B. Limits on Content (0–35 points)
- Does the state block or filter, or compel service providers to block or filter, internet content, particularly material that is protected by international human rights standards? (0–6 points)
- Does the state use, or compel service providers to use, technical means to restrict freedom of opinion and expression, for example by blocking or filtering websites and online content featuring journalism, discussion of human rights, educational materials, or political, social, cultural, religious, and artistic expression?
- Does the state use, or compel service providers to use, technical means to block or filter access to websites that may be socially or legally problematic (e.g., those related to gambling, pornography, copyright violations, illegal drugs) in lieu of more effective remedies, or in a manner that inflicts collateral damage on content and activities that are protected under international human rights standards?

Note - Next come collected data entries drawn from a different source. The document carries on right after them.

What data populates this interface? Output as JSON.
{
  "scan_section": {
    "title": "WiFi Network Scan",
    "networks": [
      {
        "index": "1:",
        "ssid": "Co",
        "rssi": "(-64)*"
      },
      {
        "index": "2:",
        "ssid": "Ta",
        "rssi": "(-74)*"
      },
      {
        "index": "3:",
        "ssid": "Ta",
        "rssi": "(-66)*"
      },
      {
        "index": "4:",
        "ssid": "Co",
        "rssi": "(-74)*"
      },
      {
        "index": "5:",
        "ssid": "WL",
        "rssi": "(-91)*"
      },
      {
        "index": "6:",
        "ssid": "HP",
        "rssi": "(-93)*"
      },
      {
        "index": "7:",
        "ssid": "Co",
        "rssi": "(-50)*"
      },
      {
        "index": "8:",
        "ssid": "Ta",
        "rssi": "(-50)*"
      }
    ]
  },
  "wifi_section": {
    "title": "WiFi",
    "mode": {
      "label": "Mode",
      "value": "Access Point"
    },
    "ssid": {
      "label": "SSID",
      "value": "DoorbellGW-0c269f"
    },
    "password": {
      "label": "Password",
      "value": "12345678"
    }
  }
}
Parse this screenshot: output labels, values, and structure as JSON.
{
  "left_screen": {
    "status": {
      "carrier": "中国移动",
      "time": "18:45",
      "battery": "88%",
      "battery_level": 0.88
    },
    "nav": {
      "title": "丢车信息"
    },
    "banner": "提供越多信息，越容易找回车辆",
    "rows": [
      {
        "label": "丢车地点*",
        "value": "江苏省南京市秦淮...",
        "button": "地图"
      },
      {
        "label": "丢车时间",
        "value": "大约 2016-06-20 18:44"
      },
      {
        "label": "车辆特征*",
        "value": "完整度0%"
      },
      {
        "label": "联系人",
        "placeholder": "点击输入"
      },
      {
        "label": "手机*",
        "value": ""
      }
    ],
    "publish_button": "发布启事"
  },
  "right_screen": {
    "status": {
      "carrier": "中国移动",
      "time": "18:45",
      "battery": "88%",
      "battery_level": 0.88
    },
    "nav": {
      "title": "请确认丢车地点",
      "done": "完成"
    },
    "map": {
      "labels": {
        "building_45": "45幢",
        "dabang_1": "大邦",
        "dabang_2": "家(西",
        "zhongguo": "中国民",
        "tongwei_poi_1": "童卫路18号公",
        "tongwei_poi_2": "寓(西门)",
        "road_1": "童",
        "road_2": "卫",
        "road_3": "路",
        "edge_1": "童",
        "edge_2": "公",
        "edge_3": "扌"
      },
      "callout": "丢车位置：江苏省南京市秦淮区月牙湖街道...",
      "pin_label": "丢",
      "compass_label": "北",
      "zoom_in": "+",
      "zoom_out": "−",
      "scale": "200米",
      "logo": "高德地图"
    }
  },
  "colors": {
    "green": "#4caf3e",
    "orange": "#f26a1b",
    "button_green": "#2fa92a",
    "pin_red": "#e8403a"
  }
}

- Does the state block or order the blocking of entire social media platforms, communication apps, blog-hosting platforms, discussion forums, and other web domains for the purpose of censoring the content that appears on them?
- Is there blocking of tools that enable users to bypass censorship?
- Does the state procure, or compel services providers to procure, advanced technology to automate censorship or increase its scope?
- Do state or nonstate actors employ legal, administrative, or other means to force publishers, content hosts, or digital platforms to delete content, particularly material that is protected by international human rights standards? (0–4 points)
- Are administrative, judicial, or extralegal measures used to order the deletion of content from the internet, particularly journalism, discussion of human rights, educational materials, or political, social, cultural, religious, and artistic expression, either prior to or after its publication?
- Do digital platforms and content hosts arbitrarily remove such content due to informal or formal pressure from government officials or other powerful political actors?
- Are access providers, content hosts, and third parties free from excessive or improper legal responsibility for opinions expressed by third parties transmitted via the technology they supply?
- Do restrictions on the internet and digital content lack transparency, proportionality to the stated aims, or an independent appeals process? (0–4 points)
- Are there national laws, independent oversight bodies, and other democratically accountable procedures in place to ensure that decisions to restrict access to certain content are proportional to their stated aim?
- Are those that restrict content—including state authorities, ISPs, content hosts, digital platforms, and other intermediaries—transparent about what content is blocked or deleted, including to the public and directly to the impacted user?
- Are rules for the restriction of content clearly defined, openly available for users to view, and implemented in a consistent and nondiscriminatory manner?
- Do efficient and timely avenues of appeal exist for those who find content they produced to have been subjected to censorship?
- Are self-regulatory mechanisms and oversight bodies effective at ensuring content protected under international human rights standards is not removed?
- Do online journalists, commentators, and ordinary users practice self-censorship? (0–4 points)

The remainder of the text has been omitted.